Węgry zostały wyłączone z zaproponowanych przez Komisję Europejską limitów cenowych na gaz; nie będą one obejmować długoterminowych kontraktów, bez których dostawy gazu do naszego kraju stałyby się z dnia na dzień niemożliwe – poinformował w piątek przebywający w Brukseli premier Viktor Orban.
„Największym zagrożeniem dla Węgier były propozycje Komisji dotyczące energii.
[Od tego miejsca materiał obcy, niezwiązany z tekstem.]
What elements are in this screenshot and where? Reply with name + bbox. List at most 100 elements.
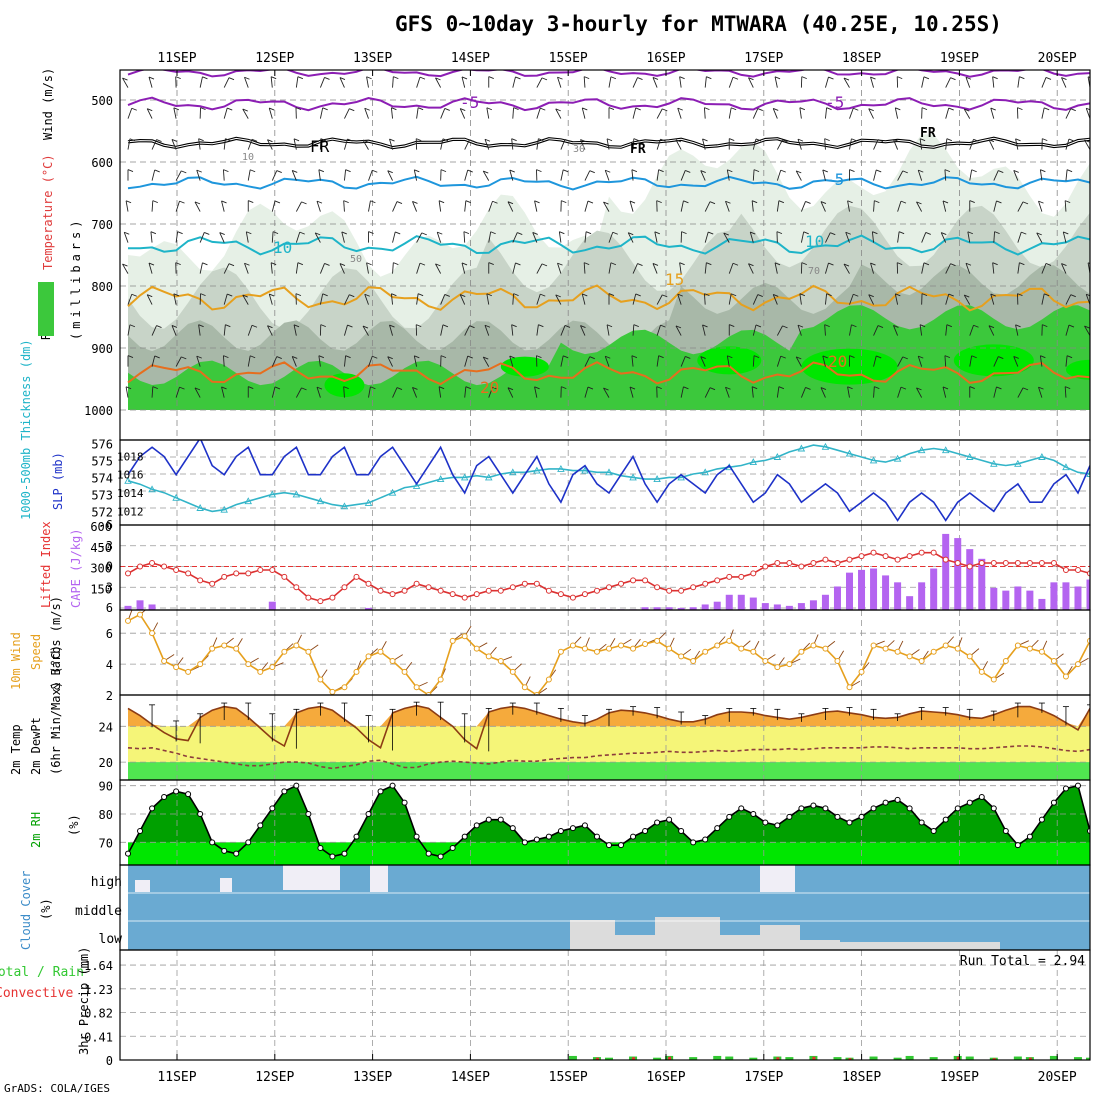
ytick-label: 80 bbox=[99, 808, 113, 822]
wind-barb bbox=[392, 262, 394, 274]
wind-barb bbox=[680, 200, 684, 212]
wind-barb bbox=[341, 231, 345, 243]
lifted-index-line-point bbox=[173, 566, 180, 573]
wind-barb-flag bbox=[631, 355, 638, 359]
ylabel-temp: (6hr Min/Max) (°C) bbox=[49, 645, 63, 775]
wind-barb-flag bbox=[561, 200, 567, 204]
wind-barb-flag bbox=[996, 386, 1002, 390]
wind-barb bbox=[725, 201, 730, 212]
wind-barb-flag bbox=[534, 386, 540, 390]
wind-barb-flag bbox=[828, 262, 834, 266]
wind-barb-flag bbox=[148, 262, 155, 266]
rh-line-point bbox=[786, 813, 793, 820]
wind-barb-flag bbox=[513, 293, 519, 297]
wind-barb bbox=[945, 77, 951, 88]
footer-credit: GrADS: COLA/IGES bbox=[4, 1082, 110, 1095]
wind-barb bbox=[795, 356, 802, 367]
wind-barb-flag bbox=[782, 325, 788, 329]
wind-barb-flag bbox=[129, 324, 136, 328]
wind-barb bbox=[536, 263, 543, 274]
wind-barb-flag bbox=[704, 293, 710, 297]
wind-barb bbox=[390, 107, 393, 119]
wind-barb-flag bbox=[181, 170, 187, 174]
wind-barb-flag bbox=[662, 108, 668, 112]
run-total-label: Run Total = 2.94 bbox=[960, 954, 1085, 969]
wind-barb-flag bbox=[1087, 262, 1090, 265]
wind-barb bbox=[583, 262, 586, 274]
wind-barb-flag bbox=[587, 386, 594, 390]
wind-barb-flag bbox=[1019, 262, 1025, 266]
wind-barb-flag bbox=[435, 263, 441, 267]
wind-barb bbox=[604, 356, 610, 367]
wind-barb bbox=[704, 231, 709, 243]
wind-barb-flag bbox=[412, 386, 418, 390]
wind-barb-flag bbox=[826, 107, 832, 111]
wind-barb-flag bbox=[416, 138, 422, 142]
wind-barb-flag bbox=[1063, 231, 1069, 235]
rh-contour-label: 10 bbox=[242, 152, 254, 163]
wind-barb bbox=[1065, 294, 1072, 305]
wind-barb bbox=[440, 108, 446, 119]
rh-line-point bbox=[606, 842, 612, 849]
wind-barb-flag bbox=[1038, 200, 1044, 204]
dewpt-line bbox=[127, 745, 1090, 770]
wind-speed-line-point bbox=[894, 648, 901, 655]
wind-barb-flag bbox=[751, 386, 758, 390]
wind-barb bbox=[295, 387, 302, 398]
wind-barb bbox=[583, 76, 586, 88]
wind-barb-flag bbox=[416, 324, 422, 328]
wind-barb-flag bbox=[147, 294, 153, 298]
wind-barb-flag bbox=[1022, 201, 1029, 205]
ytick-label: 900 bbox=[91, 342, 113, 356]
rh-line-point bbox=[137, 828, 144, 834]
wind-barb-flag bbox=[853, 293, 859, 297]
wind-barb-flag bbox=[564, 138, 571, 142]
wind-barb bbox=[631, 355, 634, 367]
wind-barb-flag bbox=[440, 169, 447, 173]
precip-bar bbox=[749, 1057, 758, 1060]
wind-barb-flag bbox=[944, 355, 951, 359]
wind-barb-flag bbox=[364, 107, 370, 111]
cape-bar bbox=[677, 607, 685, 610]
wind-barb bbox=[825, 107, 828, 119]
wind-barb-flag bbox=[362, 325, 369, 329]
isotherm-label: -5 bbox=[825, 170, 844, 189]
wind-speed-line-point bbox=[221, 642, 228, 649]
ytick-label: 574 bbox=[91, 471, 113, 485]
rh-line-point bbox=[690, 839, 697, 846]
rh-line-point bbox=[461, 833, 468, 840]
wind-barb bbox=[677, 293, 682, 305]
low-cloud bbox=[720, 935, 760, 950]
thickness-point bbox=[388, 488, 397, 496]
wind-barb-flag bbox=[725, 200, 731, 204]
wind-barb bbox=[656, 169, 660, 181]
wind-barb-flag bbox=[221, 386, 227, 390]
wind-barb-flag bbox=[1021, 231, 1027, 235]
wind-barb-flag bbox=[782, 139, 788, 143]
wind-barb bbox=[557, 76, 562, 88]
wind-barb bbox=[944, 169, 947, 181]
wind-barb bbox=[416, 293, 419, 305]
wind-speed-line-point bbox=[798, 648, 805, 655]
xtick-label-top: 13SEP bbox=[353, 51, 392, 66]
cloud-row-label: high bbox=[91, 875, 122, 890]
cape-bar bbox=[689, 607, 697, 610]
wind-barb-flag bbox=[965, 76, 972, 80]
precip-bar bbox=[785, 1057, 794, 1060]
wind-barb-flag bbox=[895, 107, 901, 111]
wind-barb bbox=[849, 324, 852, 336]
ytick-label: 500 bbox=[91, 94, 113, 108]
cape-bar bbox=[797, 603, 805, 610]
wind-barb bbox=[364, 108, 369, 119]
ylabel-precip-convective: Convective bbox=[0, 986, 73, 1001]
wind-barb bbox=[390, 293, 393, 305]
lifted-index-line-point bbox=[810, 560, 817, 567]
wind-barb-flag bbox=[685, 169, 691, 173]
rh-line-point bbox=[533, 836, 540, 843]
wind-barb-flag bbox=[492, 386, 498, 390]
lifted-index-line-point bbox=[233, 570, 240, 577]
wind-barb bbox=[314, 232, 321, 243]
wind-barb-flag bbox=[396, 201, 403, 204]
wind-barb bbox=[223, 293, 228, 305]
wind-barb bbox=[940, 232, 947, 243]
Gdybyśmy je przyjęli, ryzykowalibyśmy odcięcie dostaw gazu na Węgry w ciągu kilku dni” – napisał Orban na Facebooku. „To zagrożenie zostało dziś skutecznie zażegnane. Nie byliśmy sami i udało nam się wynegocjować uczciwe porozumienie” – dodał.
Podkreślił również, że ewentualne wspólne zamówienia gazu w Europie nie będą wiążące dla Węgier, więc „wszystkie opcje zamówień pozostaną otwarte”. „To ważne, ponieważ możemy obniżyć cenę energii na Węgrzech tylko wtedy, gdy będzie więcej dostępnych źródeł i większa konkurencja na węgierskim rynku energii” – dodał Orban.
„To była długa walka, ale udało nam się obronić interesy Węgier” – podsumował szef węgierskiego rządu.
Pod koniec września 2021 roku Węgry podpisały 15-letni kontrakt z rosyjskim koncernem Gazprom na dostawy 4,5 mld metrów sześc. gazu rocznie.
Premier Węgier przebywa w Brukseli na szczycie przywódców Unii Europejskiej, w trakcie którego omawiane są między innymi kwestie powstrzymania wzrostu cen energii.
I tak to Orban kolejny raz pokazuje jakim trzeba być przywódcą i jak dbać o interesy swojego kraju. Niech nieudacznicy albo zdrajcy z partii wojny PIS się uczą, a najlepiej niech odejdą.